Efficient Bayesian Planning

Sammanfattning: Artificial Intelligence (AI) is a long-studied and yet very active field of research. The list of things differentiating humans from AI grows thinner but the dream of an artificial general intelligence remains elusive. Sequential Decision Making is a subfield of AI that poses a seemingly benign question ``How to act optimally in an unknown environment?''. This requires the AI agent to learn about its environment as well as plan an action sequence given its current knowledge about it. The two common problem settings are partial observability and unknown environment dynamics. Bayesian planning deals with these issues by simultaneously defining a single planning problem which considers the simultaneous effects of an action on both learning and goal search. The technique involves dealing with infinite tree data structures which are hard to store but essential for computing the optimal plan. Finally, we consider the minimax setting where the Bayesian prior is chosen by an adversary and therefore a worst case policy needs to be found. In this thesis, we present novel Bayesian planning algorithms.
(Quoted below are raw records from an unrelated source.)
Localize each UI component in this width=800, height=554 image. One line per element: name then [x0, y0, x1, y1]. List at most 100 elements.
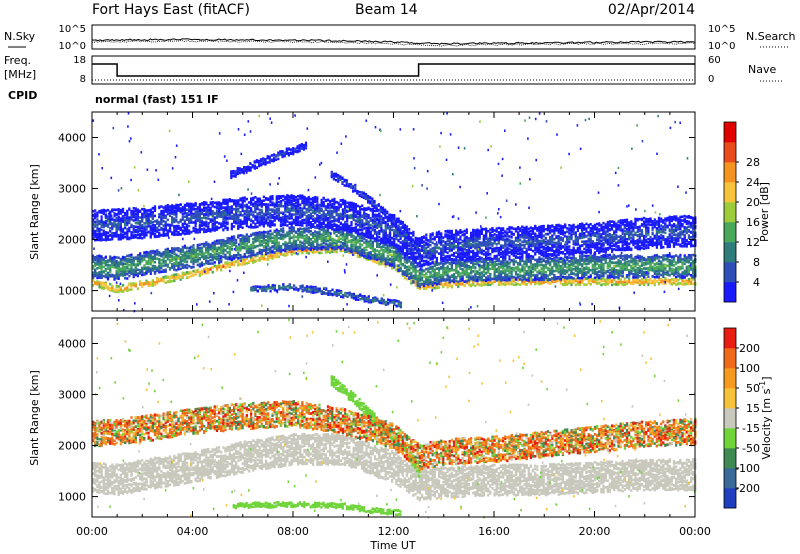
data-cell — [570, 276, 573, 279]
data-cell — [124, 288, 127, 292]
data-cell — [175, 247, 178, 250]
data-cell — [121, 263, 125, 267]
data-cell — [378, 262, 381, 266]
data-cell — [495, 267, 498, 271]
data-cell — [467, 272, 471, 275]
data-cell — [275, 237, 278, 241]
data-cell — [412, 280, 415, 283]
data-cell — [596, 277, 599, 280]
data-cell — [457, 272, 460, 276]
data-cell — [109, 265, 112, 269]
data-cell — [632, 267, 635, 270]
data-cell — [431, 284, 434, 287]
data-cell — [335, 230, 338, 233]
data-cell — [670, 255, 673, 258]
data-cell — [517, 273, 520, 276]
data-cell — [220, 249, 223, 252]
data-cell — [487, 269, 490, 272]
data-cell — [265, 243, 268, 247]
data-cell — [350, 233, 353, 237]
data-cell — [149, 269, 152, 272]
data-cell — [655, 275, 658, 279]
data-cell — [316, 234, 319, 237]
data-cell — [587, 271, 590, 274]
data-cell — [151, 279, 154, 282]
data-cell — [521, 276, 524, 279]
data-cell — [220, 266, 223, 270]
data-cell — [504, 283, 507, 287]
data-cell — [613, 261, 616, 265]
data-cell — [414, 265, 417, 268]
data-cell — [151, 282, 154, 285]
data-cell — [166, 249, 169, 253]
data-cell — [275, 249, 278, 252]
data-cell — [132, 263, 135, 267]
data-cell — [386, 262, 389, 266]
data-cell — [685, 273, 688, 277]
data-cell — [373, 260, 377, 264]
data-cell — [681, 262, 684, 266]
sky-tick-low: 10^0 — [59, 41, 86, 52]
data-cell — [412, 261, 415, 264]
data-cell — [553, 262, 556, 265]
data-cell — [153, 257, 157, 260]
data-cell — [636, 280, 639, 284]
data-cell — [576, 261, 579, 264]
data-cell — [145, 255, 148, 258]
data-cell — [572, 262, 575, 265]
data-cell — [220, 251, 223, 255]
data-cell — [534, 265, 537, 268]
data-cell — [162, 275, 165, 279]
data-cell — [241, 246, 244, 249]
data-cell — [128, 283, 131, 286]
data-cell — [339, 247, 342, 251]
data-cell — [305, 241, 308, 244]
data-cell — [457, 264, 460, 268]
data-cell — [536, 260, 539, 263]
data-cell — [660, 256, 663, 259]
data-cell — [611, 273, 614, 277]
data-cell — [608, 260, 611, 263]
data-cell — [329, 244, 332, 247]
data-cell — [632, 268, 635, 272]
data-cell — [149, 262, 152, 266]
data-cell — [324, 229, 327, 233]
data-cell — [218, 265, 221, 269]
data-cell — [670, 278, 673, 281]
data-cell — [115, 263, 118, 267]
data-cell — [634, 259, 637, 262]
data-cell — [361, 235, 364, 239]
data-cell — [502, 264, 505, 267]
frequency-series — [92, 63, 695, 77]
data-cell — [625, 257, 629, 261]
data-cell — [690, 280, 693, 284]
data-cell — [279, 229, 283, 233]
data-cell — [186, 255, 189, 258]
data-cell — [126, 262, 129, 266]
data-cell — [611, 270, 614, 273]
data-cell — [211, 253, 214, 257]
data-cell — [517, 276, 520, 279]
data-cell — [465, 280, 468, 283]
data-cell — [139, 252, 142, 255]
data-cell — [546, 262, 550, 265]
data-cell — [356, 247, 359, 250]
data-cell — [525, 262, 528, 266]
data-cell — [162, 252, 165, 255]
data-cell — [600, 277, 603, 280]
data-cell — [572, 272, 575, 275]
data-cell — [126, 266, 129, 270]
data-cell — [593, 278, 597, 281]
data-cell — [226, 257, 229, 261]
data-cell — [192, 269, 195, 273]
data-cell — [649, 281, 652, 285]
data-cell — [425, 282, 428, 285]
data-cell — [459, 279, 462, 283]
data-cell — [224, 261, 227, 264]
data-cell — [480, 260, 483, 263]
data-cell — [414, 266, 417, 270]
data-cell — [497, 280, 500, 283]
data-cell — [517, 282, 520, 286]
data-cell — [104, 275, 107, 279]
data-cell — [209, 258, 212, 262]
First, we propose DSS ( Deeper, Sparser Sampling ) for the case of unknown environment dynamics. It is a meta-algorithm derived from a simple insight about the Bayes rule, which beats the state-of-the-art across the board from discrete to continuous state settings. A theoretical analysis provides a high probability bound on its performance. Our analysis is different from previous approaches in the literature in terms of problem formulation and formal guarantees. The result also contrasts with those of previous comparable BRL algorithms, which typically provide asymptotic convergence guarantees. Suitable Bayesian models and their corresponding planners are proposed for implementing the discrete and continuous versions of DSS. We then address the issue of partial observability via our second algorithm, FMP ( Finite Memory Planner ). This uses depth-dependent partitioning of the infinite planning tree. Experimental results demonstrate comparable performance to the current state-of-the-art for both discrete and continuous settings. Finally, we propose algorithms for finding the best policy for the worst case belief in the Minimax Bayesian setting.